Permissions-preserving replicas

Permissions-preserving replicas maintain the same permissions on elements, and changes to permissions are synchronized among the other replicas in the family that preserve permissions, including those that preserve both identities and permissions.

Read, write, and execute permissions for user, group, and other are preserved. The SID (Windows®), set-UID bit, set-GID bit, and sticky bit (Linux® and the UNIX® system) are not preserved.
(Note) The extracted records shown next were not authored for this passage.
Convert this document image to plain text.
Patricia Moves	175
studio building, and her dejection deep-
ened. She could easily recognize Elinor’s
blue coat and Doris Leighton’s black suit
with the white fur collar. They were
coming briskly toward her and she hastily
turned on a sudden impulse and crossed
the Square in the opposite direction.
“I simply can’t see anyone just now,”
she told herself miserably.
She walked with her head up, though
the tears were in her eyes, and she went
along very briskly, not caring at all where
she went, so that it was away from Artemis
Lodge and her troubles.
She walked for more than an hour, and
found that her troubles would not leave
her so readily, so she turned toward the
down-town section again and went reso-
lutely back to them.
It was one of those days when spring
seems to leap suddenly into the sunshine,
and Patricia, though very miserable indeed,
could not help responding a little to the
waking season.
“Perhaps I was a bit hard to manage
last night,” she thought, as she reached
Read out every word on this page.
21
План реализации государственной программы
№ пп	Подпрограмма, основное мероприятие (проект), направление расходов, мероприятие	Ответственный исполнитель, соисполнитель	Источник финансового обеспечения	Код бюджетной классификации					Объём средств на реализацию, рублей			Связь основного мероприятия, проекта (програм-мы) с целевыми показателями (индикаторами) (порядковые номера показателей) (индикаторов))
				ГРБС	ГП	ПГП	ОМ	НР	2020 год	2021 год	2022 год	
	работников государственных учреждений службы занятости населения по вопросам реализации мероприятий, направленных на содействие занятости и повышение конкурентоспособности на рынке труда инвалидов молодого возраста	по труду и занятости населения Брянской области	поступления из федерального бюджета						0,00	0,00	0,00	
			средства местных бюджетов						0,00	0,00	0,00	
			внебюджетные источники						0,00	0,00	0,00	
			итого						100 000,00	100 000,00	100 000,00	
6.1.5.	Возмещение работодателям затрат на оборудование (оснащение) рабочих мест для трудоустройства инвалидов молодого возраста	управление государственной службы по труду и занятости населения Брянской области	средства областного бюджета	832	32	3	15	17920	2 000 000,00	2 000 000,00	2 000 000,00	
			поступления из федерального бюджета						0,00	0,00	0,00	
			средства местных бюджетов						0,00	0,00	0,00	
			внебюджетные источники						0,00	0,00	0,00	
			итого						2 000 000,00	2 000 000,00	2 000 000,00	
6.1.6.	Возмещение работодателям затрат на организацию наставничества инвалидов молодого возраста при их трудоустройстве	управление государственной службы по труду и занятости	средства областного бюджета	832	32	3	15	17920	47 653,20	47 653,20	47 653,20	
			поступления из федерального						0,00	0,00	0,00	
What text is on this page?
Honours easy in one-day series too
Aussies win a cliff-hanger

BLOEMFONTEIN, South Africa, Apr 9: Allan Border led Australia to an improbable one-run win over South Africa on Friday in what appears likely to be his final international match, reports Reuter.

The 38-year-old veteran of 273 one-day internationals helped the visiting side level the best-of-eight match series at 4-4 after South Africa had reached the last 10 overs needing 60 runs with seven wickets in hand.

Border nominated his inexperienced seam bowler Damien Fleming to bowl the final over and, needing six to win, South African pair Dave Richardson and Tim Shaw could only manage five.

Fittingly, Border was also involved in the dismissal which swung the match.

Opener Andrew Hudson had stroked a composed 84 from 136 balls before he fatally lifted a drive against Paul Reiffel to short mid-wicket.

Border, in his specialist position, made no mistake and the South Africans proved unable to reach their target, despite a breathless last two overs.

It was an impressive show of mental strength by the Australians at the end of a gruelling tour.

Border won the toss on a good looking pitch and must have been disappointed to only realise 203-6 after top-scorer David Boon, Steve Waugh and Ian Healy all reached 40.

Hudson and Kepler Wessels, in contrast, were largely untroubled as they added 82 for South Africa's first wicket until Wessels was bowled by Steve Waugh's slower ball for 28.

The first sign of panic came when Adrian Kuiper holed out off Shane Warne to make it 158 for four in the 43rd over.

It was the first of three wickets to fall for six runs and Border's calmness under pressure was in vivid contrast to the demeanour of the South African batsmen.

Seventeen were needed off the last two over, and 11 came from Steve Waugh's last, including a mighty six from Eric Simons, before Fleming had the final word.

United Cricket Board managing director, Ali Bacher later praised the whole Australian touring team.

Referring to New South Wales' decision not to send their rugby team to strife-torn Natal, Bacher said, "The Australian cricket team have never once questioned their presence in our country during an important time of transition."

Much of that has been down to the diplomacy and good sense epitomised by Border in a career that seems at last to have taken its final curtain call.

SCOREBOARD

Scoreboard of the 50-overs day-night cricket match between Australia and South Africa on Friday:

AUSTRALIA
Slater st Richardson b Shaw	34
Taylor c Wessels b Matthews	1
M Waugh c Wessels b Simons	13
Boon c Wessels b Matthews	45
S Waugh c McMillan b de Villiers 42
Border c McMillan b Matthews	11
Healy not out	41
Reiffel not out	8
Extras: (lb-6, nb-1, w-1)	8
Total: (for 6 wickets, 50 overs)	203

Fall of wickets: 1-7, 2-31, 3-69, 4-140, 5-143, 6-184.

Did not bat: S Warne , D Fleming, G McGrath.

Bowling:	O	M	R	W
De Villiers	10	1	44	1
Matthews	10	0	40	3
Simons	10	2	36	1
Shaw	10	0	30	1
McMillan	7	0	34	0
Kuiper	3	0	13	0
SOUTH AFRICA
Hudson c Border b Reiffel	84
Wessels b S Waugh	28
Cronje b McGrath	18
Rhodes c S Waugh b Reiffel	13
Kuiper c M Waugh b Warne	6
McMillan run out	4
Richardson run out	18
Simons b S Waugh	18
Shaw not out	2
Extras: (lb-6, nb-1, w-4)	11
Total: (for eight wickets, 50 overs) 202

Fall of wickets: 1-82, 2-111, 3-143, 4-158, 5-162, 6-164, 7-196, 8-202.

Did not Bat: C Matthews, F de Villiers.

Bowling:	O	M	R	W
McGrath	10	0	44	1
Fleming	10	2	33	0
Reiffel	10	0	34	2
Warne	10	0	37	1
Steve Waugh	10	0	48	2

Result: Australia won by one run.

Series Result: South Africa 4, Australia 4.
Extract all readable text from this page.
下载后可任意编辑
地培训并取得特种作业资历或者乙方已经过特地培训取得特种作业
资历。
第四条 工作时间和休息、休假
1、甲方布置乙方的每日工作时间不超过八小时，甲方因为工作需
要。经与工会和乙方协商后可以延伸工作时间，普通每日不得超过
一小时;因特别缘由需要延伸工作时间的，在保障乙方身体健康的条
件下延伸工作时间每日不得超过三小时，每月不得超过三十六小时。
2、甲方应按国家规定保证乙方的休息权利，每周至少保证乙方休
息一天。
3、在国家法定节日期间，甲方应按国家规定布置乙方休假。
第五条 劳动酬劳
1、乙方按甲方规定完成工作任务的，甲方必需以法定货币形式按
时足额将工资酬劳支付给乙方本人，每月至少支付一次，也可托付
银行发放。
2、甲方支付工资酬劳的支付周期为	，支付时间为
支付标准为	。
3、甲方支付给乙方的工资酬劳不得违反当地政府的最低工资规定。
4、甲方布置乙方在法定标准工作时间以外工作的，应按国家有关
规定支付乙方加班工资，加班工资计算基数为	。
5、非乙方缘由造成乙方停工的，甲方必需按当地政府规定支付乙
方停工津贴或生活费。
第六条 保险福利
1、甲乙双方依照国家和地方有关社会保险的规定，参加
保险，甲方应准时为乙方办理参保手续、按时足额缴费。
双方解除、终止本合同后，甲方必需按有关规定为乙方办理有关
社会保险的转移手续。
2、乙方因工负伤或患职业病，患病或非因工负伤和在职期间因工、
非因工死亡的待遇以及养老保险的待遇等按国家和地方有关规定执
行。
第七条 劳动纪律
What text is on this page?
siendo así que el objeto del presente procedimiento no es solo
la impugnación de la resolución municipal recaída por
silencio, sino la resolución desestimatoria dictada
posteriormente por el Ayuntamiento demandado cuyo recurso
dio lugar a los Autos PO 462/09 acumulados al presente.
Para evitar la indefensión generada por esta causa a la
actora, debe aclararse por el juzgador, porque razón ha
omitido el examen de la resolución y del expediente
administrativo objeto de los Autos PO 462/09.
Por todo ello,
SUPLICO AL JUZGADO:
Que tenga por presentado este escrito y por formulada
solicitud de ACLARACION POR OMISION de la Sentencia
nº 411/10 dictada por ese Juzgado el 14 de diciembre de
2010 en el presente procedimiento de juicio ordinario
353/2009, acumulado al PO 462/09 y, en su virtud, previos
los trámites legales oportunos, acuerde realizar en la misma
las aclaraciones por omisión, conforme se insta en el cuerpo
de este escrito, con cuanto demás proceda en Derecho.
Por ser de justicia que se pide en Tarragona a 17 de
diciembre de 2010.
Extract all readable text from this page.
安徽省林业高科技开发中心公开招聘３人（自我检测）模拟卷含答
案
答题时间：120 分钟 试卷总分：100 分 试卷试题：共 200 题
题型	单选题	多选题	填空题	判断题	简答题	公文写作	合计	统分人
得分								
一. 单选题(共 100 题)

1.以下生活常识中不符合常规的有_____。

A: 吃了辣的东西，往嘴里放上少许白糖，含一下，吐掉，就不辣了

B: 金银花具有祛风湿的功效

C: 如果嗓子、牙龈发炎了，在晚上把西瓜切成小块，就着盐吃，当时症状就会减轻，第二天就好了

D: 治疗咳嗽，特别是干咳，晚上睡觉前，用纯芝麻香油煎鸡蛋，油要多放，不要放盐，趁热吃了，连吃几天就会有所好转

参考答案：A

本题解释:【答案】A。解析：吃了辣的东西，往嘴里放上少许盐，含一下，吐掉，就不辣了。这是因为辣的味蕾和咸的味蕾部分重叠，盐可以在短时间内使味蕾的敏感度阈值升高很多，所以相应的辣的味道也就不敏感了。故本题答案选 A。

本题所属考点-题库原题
Attention: If you need to restrict read or execute permissions to certain subgroups, do not use permissions-preserving replicas. It is possible for a malicious user at one site to change the permissions on an element in order to grant read access to a user at another site who is not the element owner or in the element’s group. If you choose to use permissions-preserving replicas, you may want to define a trigger that informs you when a cleartool protect command is run. Also, when you run mkreplica –import and create a permissions-preserving replica, make sure that your primary group is appropriate.

In order for you to change a replica to be permissions-preserving or to create a new permissions-preserving replica, the VOB family feature level of the replica must be at least 4. Also, the cleartool protect command fails if you use the –chmod option, specify an object in a permissions-preserving replica, and your client host is running a version of HCL VersionVault associated with feature level 3 or lower.

Permissions-preserving replicas ignore changes to identities made at other replicas and maintain their own identities information for elements. For permissions-preserving replicas:
  • The user who enters the mkreplica –importcommand becomes the owner of the new VOB and of all elements in it. When you import an update packet containing oplogs for new elements, the VOB owner becomes the owner of the new elements.
  • The primary group of the user who enters the mkreplica –import command becomes the VOB’s primary group and the group for all elements. When you import an update packet containing oplogs for new elements, the VOB’s primary group is the group for the new elements.
  • Changes to identities made at this non-identities-preserving replica are not recorded in oplogs, and therefore are not propagated to other replicas. Identities changes made at replicas that preserve identities are ignored at permissions-preserving replicas.

To create a replica that preserves permissions, you should run mkreplica –export at an identities- and permissions-preserving replica or a permissions-preserving replica.